This topic describes how to optimize cold starts for elastic instances and improve function performance in Function Compute by setting a minimum number of instances.
What is a cold start?
Function Compute uses elastic instances by default. These instances scale automatically in response to requests. When a request arrives, the system creates an instance to process it. The instance is reclaimed after it is no longer processing requests. You are billed only for the time that instances spend processing requests. Although this elastic model simplifies resource management, it can cause performance issues, such as cold starts and high latency.
A cold start is the process of preparing the execution environment and your code. This process includes downloading code, starting the function instance container, initializing the runtime, and initializing your code. After the cold start is complete, the function instance can process requests.
Optimize cold starts
Optimizing cold starts is a shared responsibility between the user and the platform. Although Function Compute includes many system-level optimizations, you can use the following methods to further reduce cold start times:
Streamlining code packages
You can keep code packages as small as possible by removing unnecessary dependencies. For example, you can run the npm prune command in Node.js or autoflake in Python. In addition, some third-party libraries may contain files that are not required for execution, such as test case source code, unused binary files, or data files. You can delete these unused files to reduce the time required to download and decompress your code.

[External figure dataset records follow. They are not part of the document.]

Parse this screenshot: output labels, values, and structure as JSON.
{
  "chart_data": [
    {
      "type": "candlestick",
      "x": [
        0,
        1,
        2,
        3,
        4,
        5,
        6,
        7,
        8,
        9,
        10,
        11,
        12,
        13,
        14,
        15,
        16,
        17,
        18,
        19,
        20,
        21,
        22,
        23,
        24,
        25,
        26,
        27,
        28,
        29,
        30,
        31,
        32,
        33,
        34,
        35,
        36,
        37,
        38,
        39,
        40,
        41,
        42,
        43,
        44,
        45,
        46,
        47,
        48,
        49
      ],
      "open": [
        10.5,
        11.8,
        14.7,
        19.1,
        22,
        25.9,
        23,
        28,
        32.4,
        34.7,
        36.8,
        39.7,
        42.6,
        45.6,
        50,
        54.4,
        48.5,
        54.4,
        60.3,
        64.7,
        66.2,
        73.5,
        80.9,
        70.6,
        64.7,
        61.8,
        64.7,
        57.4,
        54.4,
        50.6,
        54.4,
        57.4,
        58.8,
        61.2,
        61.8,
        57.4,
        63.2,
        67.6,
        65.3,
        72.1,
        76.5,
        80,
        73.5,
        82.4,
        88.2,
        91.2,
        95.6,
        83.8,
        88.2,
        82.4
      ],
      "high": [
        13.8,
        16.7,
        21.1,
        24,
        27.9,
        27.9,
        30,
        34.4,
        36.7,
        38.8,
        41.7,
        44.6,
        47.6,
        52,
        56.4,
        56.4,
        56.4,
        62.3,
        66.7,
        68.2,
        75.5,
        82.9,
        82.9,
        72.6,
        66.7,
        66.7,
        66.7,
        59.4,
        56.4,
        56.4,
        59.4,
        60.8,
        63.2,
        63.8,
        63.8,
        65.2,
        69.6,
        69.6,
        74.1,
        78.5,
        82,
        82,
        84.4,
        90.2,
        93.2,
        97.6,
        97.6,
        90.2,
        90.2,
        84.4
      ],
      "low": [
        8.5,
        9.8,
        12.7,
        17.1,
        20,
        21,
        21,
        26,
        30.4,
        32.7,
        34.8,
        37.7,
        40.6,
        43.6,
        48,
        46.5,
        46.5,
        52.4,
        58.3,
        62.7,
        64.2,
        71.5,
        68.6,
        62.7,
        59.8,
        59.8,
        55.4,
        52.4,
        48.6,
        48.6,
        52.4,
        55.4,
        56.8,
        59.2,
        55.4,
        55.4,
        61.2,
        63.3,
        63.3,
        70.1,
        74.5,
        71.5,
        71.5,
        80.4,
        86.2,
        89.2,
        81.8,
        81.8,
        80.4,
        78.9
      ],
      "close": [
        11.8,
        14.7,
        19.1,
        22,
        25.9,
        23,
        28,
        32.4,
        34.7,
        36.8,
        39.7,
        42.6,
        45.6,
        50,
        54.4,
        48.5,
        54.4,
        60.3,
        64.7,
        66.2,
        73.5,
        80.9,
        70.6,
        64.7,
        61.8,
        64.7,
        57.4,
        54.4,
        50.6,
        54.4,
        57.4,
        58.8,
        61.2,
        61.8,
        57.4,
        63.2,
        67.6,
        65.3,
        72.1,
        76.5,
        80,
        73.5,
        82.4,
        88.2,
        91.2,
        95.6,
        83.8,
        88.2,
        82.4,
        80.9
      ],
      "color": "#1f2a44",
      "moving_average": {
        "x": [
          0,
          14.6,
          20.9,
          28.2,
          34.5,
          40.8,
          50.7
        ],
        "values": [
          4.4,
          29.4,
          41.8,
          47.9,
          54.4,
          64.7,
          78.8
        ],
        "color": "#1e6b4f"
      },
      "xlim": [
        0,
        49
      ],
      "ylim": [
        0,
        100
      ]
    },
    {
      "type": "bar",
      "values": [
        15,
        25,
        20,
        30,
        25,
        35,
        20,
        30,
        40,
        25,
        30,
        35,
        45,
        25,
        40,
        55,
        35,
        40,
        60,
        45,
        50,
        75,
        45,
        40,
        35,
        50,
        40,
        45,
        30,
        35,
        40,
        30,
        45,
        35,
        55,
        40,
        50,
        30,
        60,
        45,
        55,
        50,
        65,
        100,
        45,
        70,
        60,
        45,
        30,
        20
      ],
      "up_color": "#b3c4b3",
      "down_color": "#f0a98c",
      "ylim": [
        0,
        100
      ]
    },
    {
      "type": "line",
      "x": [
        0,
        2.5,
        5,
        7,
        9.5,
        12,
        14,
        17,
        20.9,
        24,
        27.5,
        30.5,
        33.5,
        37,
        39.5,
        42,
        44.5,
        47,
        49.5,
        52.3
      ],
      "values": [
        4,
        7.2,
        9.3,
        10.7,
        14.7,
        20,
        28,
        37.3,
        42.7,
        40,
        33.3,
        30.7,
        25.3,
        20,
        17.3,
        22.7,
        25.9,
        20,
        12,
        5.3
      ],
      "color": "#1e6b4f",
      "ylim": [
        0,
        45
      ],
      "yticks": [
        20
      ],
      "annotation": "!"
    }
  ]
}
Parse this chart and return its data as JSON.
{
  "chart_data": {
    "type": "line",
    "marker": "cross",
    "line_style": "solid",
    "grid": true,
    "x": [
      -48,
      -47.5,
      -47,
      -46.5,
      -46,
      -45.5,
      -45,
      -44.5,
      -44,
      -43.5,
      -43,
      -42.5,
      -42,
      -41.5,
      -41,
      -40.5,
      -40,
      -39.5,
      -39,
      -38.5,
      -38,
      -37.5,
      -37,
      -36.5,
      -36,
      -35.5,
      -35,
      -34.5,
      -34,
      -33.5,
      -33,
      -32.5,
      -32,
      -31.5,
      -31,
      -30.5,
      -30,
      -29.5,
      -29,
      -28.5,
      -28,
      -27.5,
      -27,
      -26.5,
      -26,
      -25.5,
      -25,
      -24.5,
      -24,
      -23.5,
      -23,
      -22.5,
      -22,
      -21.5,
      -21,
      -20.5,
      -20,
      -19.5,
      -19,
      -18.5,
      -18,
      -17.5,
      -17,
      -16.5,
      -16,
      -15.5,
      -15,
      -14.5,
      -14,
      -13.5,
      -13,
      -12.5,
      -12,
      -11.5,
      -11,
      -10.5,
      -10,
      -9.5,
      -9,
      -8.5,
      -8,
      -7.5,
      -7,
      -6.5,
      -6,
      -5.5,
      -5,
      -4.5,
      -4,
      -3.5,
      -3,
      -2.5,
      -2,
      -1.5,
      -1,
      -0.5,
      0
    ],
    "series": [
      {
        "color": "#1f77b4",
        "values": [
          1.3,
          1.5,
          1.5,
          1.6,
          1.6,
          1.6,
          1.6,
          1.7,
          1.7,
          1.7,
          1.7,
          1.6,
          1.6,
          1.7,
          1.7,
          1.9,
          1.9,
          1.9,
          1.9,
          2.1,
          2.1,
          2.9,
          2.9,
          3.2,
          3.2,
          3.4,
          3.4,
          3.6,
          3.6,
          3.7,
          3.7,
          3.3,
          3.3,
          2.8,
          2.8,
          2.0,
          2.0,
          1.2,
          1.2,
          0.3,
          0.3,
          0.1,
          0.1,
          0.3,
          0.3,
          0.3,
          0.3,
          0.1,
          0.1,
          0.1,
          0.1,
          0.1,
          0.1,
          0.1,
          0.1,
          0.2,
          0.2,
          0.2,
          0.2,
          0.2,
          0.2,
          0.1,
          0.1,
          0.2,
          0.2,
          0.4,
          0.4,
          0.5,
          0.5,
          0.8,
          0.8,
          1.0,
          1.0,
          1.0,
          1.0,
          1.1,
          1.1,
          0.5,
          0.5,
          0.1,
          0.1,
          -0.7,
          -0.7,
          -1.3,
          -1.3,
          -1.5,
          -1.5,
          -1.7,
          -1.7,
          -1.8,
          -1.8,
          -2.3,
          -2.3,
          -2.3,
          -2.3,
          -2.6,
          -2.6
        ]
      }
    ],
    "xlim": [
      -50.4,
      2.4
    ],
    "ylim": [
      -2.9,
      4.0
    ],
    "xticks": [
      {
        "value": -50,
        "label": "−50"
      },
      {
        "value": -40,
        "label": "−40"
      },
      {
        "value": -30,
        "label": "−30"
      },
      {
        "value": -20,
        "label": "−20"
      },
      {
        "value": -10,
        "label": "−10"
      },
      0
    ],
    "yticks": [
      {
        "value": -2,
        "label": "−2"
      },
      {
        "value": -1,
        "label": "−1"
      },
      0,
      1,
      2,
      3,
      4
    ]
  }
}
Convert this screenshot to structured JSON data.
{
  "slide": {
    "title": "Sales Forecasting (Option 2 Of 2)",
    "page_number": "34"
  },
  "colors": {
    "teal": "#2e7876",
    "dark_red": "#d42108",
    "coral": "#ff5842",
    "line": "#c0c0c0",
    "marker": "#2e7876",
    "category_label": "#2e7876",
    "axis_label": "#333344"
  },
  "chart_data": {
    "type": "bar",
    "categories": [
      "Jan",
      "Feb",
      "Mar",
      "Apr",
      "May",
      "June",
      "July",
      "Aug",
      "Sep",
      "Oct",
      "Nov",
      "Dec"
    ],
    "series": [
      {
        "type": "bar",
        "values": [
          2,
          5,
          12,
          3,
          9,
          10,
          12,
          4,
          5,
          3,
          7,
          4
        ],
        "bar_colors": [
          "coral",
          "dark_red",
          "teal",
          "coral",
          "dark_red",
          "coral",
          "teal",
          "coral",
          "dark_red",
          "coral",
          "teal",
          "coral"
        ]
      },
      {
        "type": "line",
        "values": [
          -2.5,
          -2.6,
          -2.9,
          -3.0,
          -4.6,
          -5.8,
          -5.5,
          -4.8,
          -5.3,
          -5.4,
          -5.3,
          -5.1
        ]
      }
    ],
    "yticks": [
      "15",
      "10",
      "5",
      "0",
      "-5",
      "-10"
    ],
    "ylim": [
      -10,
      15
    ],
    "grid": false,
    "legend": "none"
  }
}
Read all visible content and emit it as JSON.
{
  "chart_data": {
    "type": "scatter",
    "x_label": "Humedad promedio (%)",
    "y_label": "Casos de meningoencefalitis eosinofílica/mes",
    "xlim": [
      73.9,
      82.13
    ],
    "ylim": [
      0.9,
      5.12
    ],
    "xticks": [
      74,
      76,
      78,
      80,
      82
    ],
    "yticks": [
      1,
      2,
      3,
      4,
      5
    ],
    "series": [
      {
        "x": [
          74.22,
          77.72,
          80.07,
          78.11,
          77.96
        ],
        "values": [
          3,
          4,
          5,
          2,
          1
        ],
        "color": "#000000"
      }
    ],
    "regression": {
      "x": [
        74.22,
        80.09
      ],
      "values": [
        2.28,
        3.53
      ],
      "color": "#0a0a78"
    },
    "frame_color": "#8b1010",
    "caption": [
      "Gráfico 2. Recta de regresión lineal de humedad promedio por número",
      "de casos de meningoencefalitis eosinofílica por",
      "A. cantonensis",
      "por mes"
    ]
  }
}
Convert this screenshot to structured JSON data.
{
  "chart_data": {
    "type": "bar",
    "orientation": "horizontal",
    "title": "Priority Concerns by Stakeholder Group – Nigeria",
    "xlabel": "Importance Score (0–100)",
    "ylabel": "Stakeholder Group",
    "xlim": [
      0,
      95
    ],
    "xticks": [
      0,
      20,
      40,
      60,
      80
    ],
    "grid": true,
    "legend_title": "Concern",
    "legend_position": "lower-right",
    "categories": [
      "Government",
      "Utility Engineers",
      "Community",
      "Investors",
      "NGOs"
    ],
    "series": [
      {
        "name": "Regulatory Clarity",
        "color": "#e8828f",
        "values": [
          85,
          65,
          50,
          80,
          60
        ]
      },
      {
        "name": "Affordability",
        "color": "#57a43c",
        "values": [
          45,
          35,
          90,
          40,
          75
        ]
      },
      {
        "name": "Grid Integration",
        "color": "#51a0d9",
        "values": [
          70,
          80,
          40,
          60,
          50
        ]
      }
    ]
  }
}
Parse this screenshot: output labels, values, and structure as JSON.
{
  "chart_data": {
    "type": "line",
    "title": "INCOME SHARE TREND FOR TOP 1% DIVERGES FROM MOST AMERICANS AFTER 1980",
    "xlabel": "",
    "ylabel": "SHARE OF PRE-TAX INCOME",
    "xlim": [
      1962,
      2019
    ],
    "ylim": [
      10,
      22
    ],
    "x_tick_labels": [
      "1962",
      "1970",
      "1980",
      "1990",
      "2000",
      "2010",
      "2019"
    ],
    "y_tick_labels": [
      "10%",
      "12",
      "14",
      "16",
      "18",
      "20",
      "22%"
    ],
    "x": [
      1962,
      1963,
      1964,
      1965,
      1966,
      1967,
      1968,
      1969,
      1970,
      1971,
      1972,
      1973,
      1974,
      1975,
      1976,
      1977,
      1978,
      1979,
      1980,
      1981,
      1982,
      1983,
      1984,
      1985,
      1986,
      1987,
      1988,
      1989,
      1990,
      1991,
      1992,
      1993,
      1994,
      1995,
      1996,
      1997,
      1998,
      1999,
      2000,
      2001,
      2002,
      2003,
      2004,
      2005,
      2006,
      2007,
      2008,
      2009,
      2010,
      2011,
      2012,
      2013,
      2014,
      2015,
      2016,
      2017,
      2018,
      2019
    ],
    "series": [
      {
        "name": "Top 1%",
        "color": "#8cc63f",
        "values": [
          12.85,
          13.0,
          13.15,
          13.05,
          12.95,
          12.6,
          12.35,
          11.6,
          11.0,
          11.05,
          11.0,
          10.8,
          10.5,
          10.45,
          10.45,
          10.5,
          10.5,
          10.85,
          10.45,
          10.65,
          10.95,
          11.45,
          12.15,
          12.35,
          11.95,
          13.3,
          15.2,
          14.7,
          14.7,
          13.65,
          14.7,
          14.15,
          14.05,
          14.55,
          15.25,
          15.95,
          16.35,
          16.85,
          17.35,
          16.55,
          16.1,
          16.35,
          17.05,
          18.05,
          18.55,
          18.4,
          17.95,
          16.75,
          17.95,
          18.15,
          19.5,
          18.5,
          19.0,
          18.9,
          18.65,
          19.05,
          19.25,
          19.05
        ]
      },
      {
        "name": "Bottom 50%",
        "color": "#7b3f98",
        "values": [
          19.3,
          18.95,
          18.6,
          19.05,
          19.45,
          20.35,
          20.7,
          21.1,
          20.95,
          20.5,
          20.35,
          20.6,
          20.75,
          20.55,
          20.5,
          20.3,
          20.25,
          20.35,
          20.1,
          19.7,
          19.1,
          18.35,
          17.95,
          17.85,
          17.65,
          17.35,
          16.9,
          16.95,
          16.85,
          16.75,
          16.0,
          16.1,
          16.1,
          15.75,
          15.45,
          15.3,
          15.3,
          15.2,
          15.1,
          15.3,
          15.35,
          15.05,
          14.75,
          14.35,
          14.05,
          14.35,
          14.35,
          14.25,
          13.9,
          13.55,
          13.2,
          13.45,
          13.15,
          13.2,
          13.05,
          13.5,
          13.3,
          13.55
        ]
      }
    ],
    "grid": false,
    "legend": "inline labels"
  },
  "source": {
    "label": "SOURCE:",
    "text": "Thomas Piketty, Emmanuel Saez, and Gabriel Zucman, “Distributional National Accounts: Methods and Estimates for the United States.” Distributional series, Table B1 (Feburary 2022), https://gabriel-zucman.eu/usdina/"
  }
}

Choosing the right function language
The Java runtime typically has a longer cold start time than other languages because of differences in language design. For applications that are sensitive to cold start latency, you can use a lightweight language such as Python to significantly reduce long-tail latency. This is especially effective if there is little difference in warm start latency between the languages.
Choose a suitable memory size
A larger memory configuration allocates more CPU resources for the same level of concurrency. This results in better cold start performance.
Reduce the probability of cold starts
You can use an Initializer handler. Function Compute asynchronously calls the initialization interface, which separates the code initialization time from the request execution time. As a result, cold starts are not noticeable during Function Compute system upgrades or function updates.
Mixed mode
Some user-side cold starts are difficult to eliminate. For example, deep learning inference requires loading large model files. Another example is a function that must interact with a legacy system using a client that has a long initialization time. In these scenarios, if your function is highly sensitive to latency, you can set the minimum number of instances to 1 or more. When a request arrives, these hibernating instances can wake up quickly to process the request.
When the minimum number of instances is set to 1 or more, the system prioritizes assigning requests to these pre-warmed instances. If the pre-warmed instances cannot handle the current workload, the system automatically creates more elastic instances. This approach balances performance and resource utilization. By setting a minimum number of instances, you pre-allocate compute resources to handle workload fluctuations. The system continues to use the pre-warmed instances to process requests even while it creates more instances. This eliminates cold start latency for requests handled by the pre-warmed instances.
For example, assume that the minimum number of instances for a function is set to 10. If the concurrent workload requires more than 10 instances, the system creates new elastic instances to handle the additional requests. Whether an instance is fully loaded depends on its concurrency configuration. The system tracks the number of requests being processed on each function instance. When the number of concurrent requests on an instance reaches its configured limit, the system routes new requests to another available instance. When all available instances reach their concurrency limits, a new instance is created.
If you set the minimum number of instances to 1 or more, you are charged for these instances even when they are not processing requests. The charge is based on the unit price for elastic instances in shallow hibernation. For more information about billing, see Billing overview. To ensure that resource usage stays within a desired range, you can configure a maximum number of instances.